The good news is that, in principle, you can still have a cyclic list, if you have a use for it.
This is a fundamental thing, if the "next" element is a non-nullable reference means that there is always a next element, that is, the list is either infinite or, more realistically, it closes on itself or into another list.
Taken the exercise further is quite interesting and strange.
Basically the only thing that seems to be possible is to defined the equivalent of the a node (which also represents the list).
template<class T>
struct node{
T value; // mutable?
node const& next;
struct circulator{
node const* impl_;
circulator& circulate(){impl_ = &(impl_->next); return *this;}
T const& operator*() const{return impl_->value;}
friend bool operator==(circulator const& c1, circulator const& c2){return c1.impl_ == c2.impl_;}
friend bool operator!=(circulator const& c1, circulator const& c2){return not(c1==c2);}
};
circulator some() const{return circulator{this};}
};
The elements have to live in the stack and the list is static (well, references are not rebindable anyway) and the links have to be const
references!
Eventually the value
can be made then mutable
apparently (probably safe?).
(At this point one wonders how is this different from a stack array references by a modulo indices.)

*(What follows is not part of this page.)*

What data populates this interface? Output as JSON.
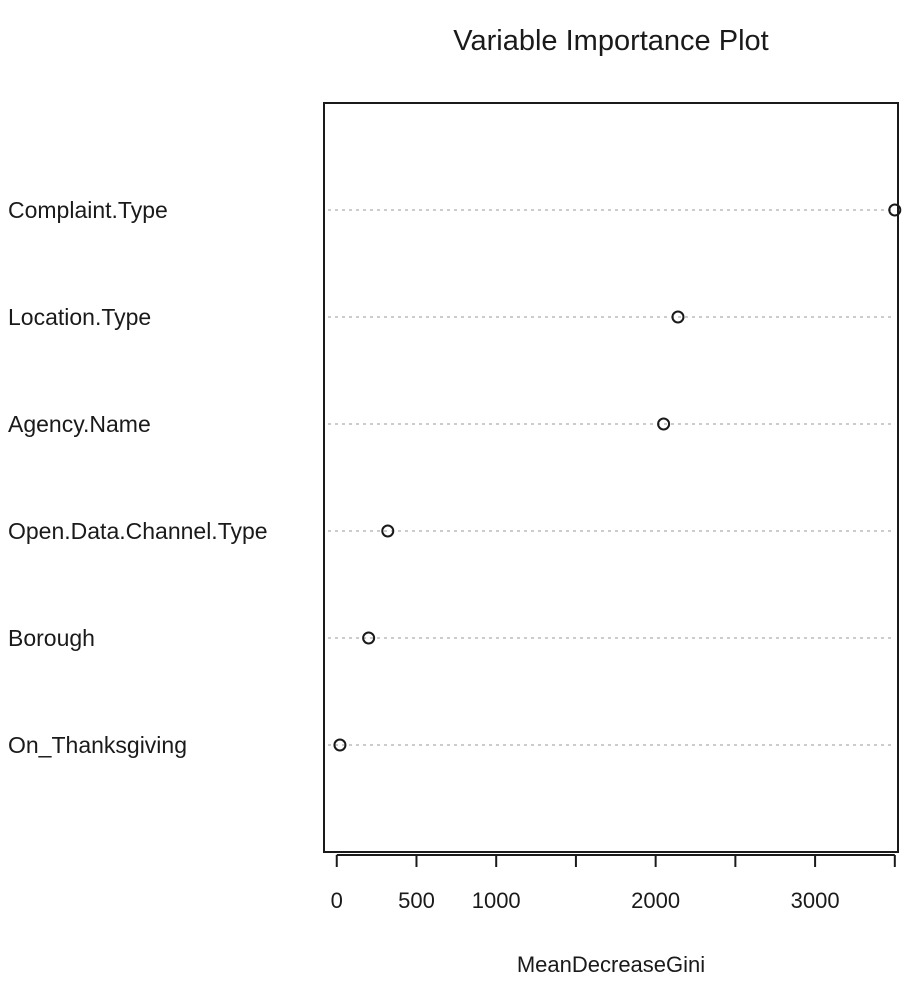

There is only one way to construct the node
/list object, that is to close it with itself (or with other preexising node). So the resulting list are either circular or "rho" shape.
node<int> n1{5, {6, {7, n1}}};
auto c = n1.some();
cout << "size " << sizeof(node<int>) << '\n';
do{
cout << *c << ", ";
c.circulate();
}while(c != n1.some()); //prints 5, 6, 7
I wasn't able to make a node that is not trivially constructible (aggregate?).

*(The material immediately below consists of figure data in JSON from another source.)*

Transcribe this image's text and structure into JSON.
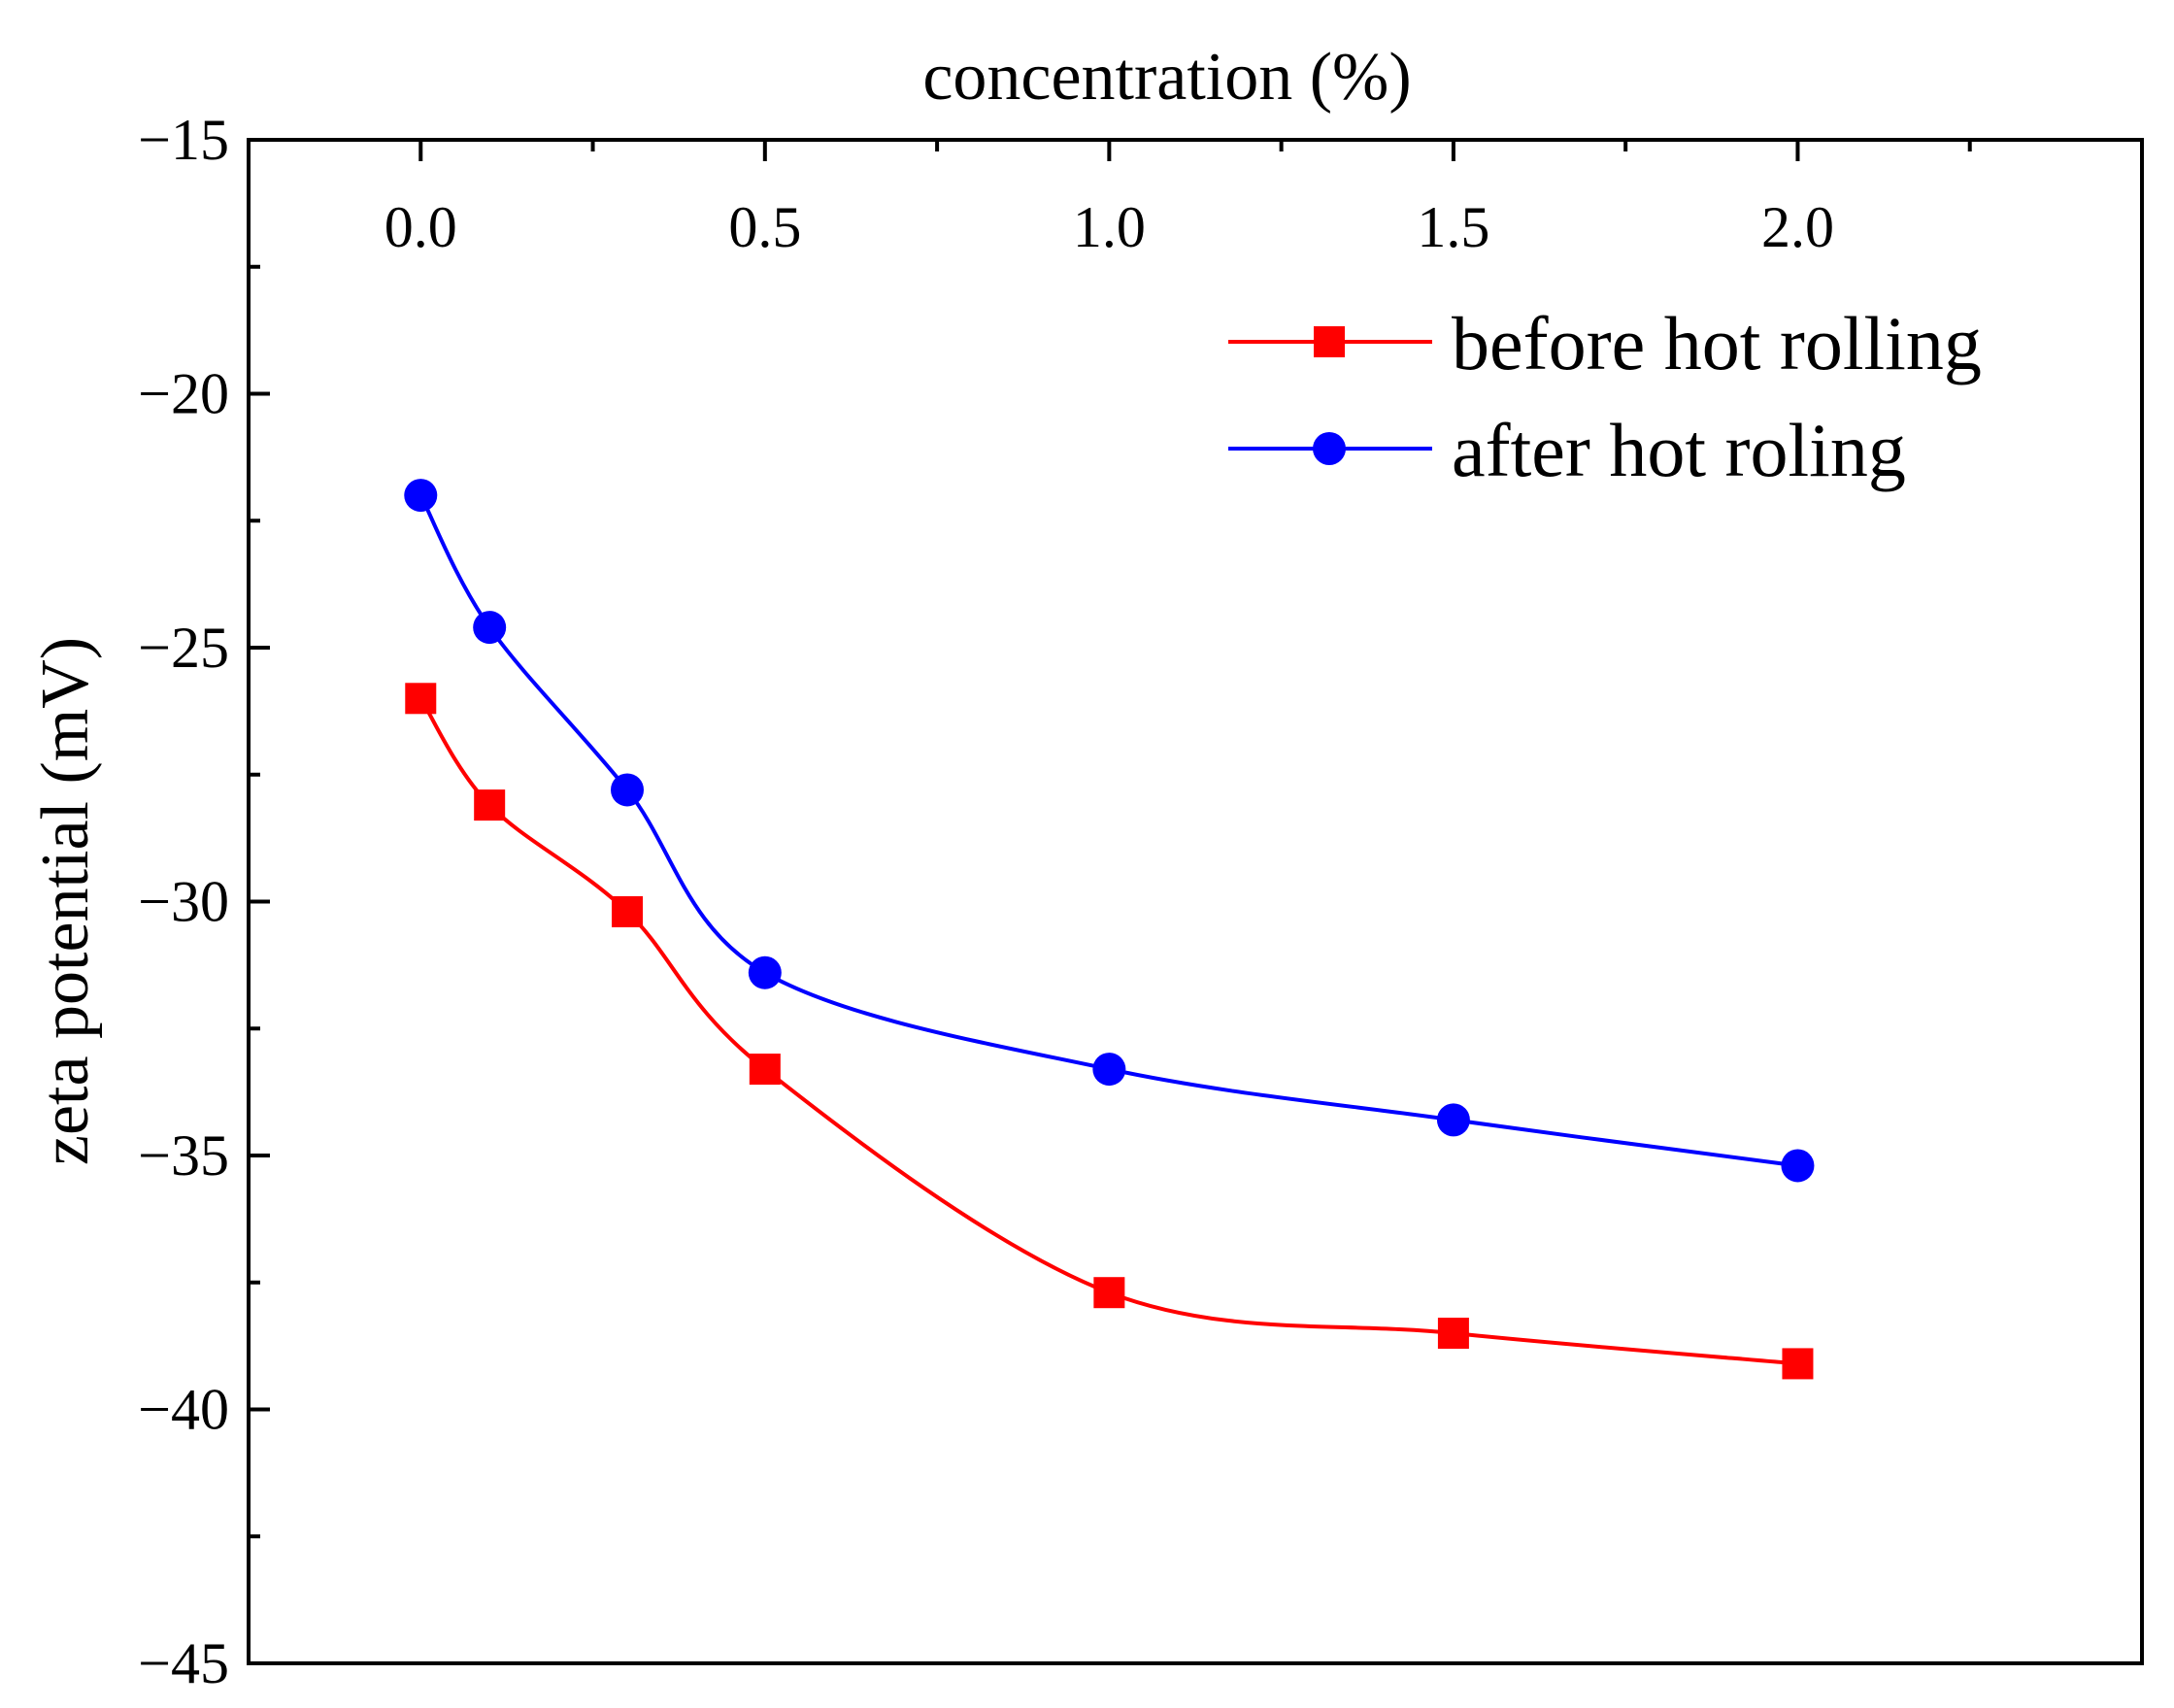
{
  "chart_data": {
    "type": "line",
    "title": "",
    "xlabel": "concentration (%)",
    "ylabel": "zeta potential (mV)",
    "xlim": [
      -0.25,
      2.5
    ],
    "ylim": [
      -45,
      -15
    ],
    "x_axis_position": "top",
    "grid": false,
    "legend_position": "top-right",
    "x_ticks": [
      0.0,
      0.5,
      1.0,
      1.5,
      2.0
    ],
    "x_tick_labels": [
      "0.0",
      "0.5",
      "1.0",
      "1.5",
      "2.0"
    ],
    "y_ticks": [
      -15,
      -20,
      -25,
      -30,
      -35,
      -40,
      -45
    ],
    "y_tick_labels": [
      "−15",
      "−20",
      "−25",
      "−30",
      "−35",
      "−40",
      "−45"
    ],
    "series": [
      {
        "name": "before hot rolling",
        "color": "#ff0000",
        "marker": "square",
        "x": [
          0.0,
          0.1,
          0.3,
          0.5,
          1.0,
          1.5,
          2.0
        ],
        "values": [
          -26.0,
          -28.1,
          -30.2,
          -33.3,
          -37.7,
          -38.5,
          -39.1
        ]
      },
      {
        "name": "after hot roling",
        "color": "#0000ff",
        "marker": "circle",
        "x": [
          0.0,
          0.1,
          0.3,
          0.5,
          1.0,
          1.5,
          2.0
        ],
        "values": [
          -22.0,
          -24.6,
          -27.8,
          -31.4,
          -33.3,
          -34.3,
          -35.2
        ]
      }
    ]
  }
}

(Adding any sort of basic constructor produced segmentation faults for a reason I can't understand, both in gcc
and clang
).
I wasn't able to encapsulate the node in a "container" object for the same strange reason.

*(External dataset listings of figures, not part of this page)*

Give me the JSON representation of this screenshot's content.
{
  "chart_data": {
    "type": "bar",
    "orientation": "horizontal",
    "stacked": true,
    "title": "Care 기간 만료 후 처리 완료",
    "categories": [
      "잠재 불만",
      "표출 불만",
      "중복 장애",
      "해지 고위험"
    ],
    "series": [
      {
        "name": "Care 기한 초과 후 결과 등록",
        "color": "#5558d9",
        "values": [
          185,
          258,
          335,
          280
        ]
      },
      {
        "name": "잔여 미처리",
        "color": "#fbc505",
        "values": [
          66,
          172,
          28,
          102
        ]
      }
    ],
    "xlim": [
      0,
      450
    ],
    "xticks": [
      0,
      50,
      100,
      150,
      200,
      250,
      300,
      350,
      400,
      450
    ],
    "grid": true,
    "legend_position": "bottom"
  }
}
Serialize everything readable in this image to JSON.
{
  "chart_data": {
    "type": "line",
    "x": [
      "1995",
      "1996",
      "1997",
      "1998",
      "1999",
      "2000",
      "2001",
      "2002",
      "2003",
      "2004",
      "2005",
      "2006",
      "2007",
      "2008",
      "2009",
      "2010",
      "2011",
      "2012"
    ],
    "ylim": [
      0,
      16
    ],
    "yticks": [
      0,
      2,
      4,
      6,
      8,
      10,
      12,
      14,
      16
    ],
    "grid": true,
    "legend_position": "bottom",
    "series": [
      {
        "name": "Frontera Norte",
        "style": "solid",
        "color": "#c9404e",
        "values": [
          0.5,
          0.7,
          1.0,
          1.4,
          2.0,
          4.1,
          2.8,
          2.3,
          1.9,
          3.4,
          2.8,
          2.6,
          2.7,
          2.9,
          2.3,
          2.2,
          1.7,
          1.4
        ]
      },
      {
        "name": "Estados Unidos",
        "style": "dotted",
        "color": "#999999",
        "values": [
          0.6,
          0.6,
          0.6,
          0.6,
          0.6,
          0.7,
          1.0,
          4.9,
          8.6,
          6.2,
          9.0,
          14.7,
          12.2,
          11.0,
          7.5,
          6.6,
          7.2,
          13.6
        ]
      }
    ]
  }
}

So making an object that could be constructed like this was impossible to me:
circular_list<int> l{1,2,3,4}; // couldn't do this for obscure reasons
Finally, since a proper container cannot be constructed it is not clear what is the semantics of this object, for example when two "lists" are equal? what doesn't mean to assign? or assign between list of different sizes?
It is a quite paradoxical object, with no general value or reference semantics apparently.
Any comments or improvements are welcomed!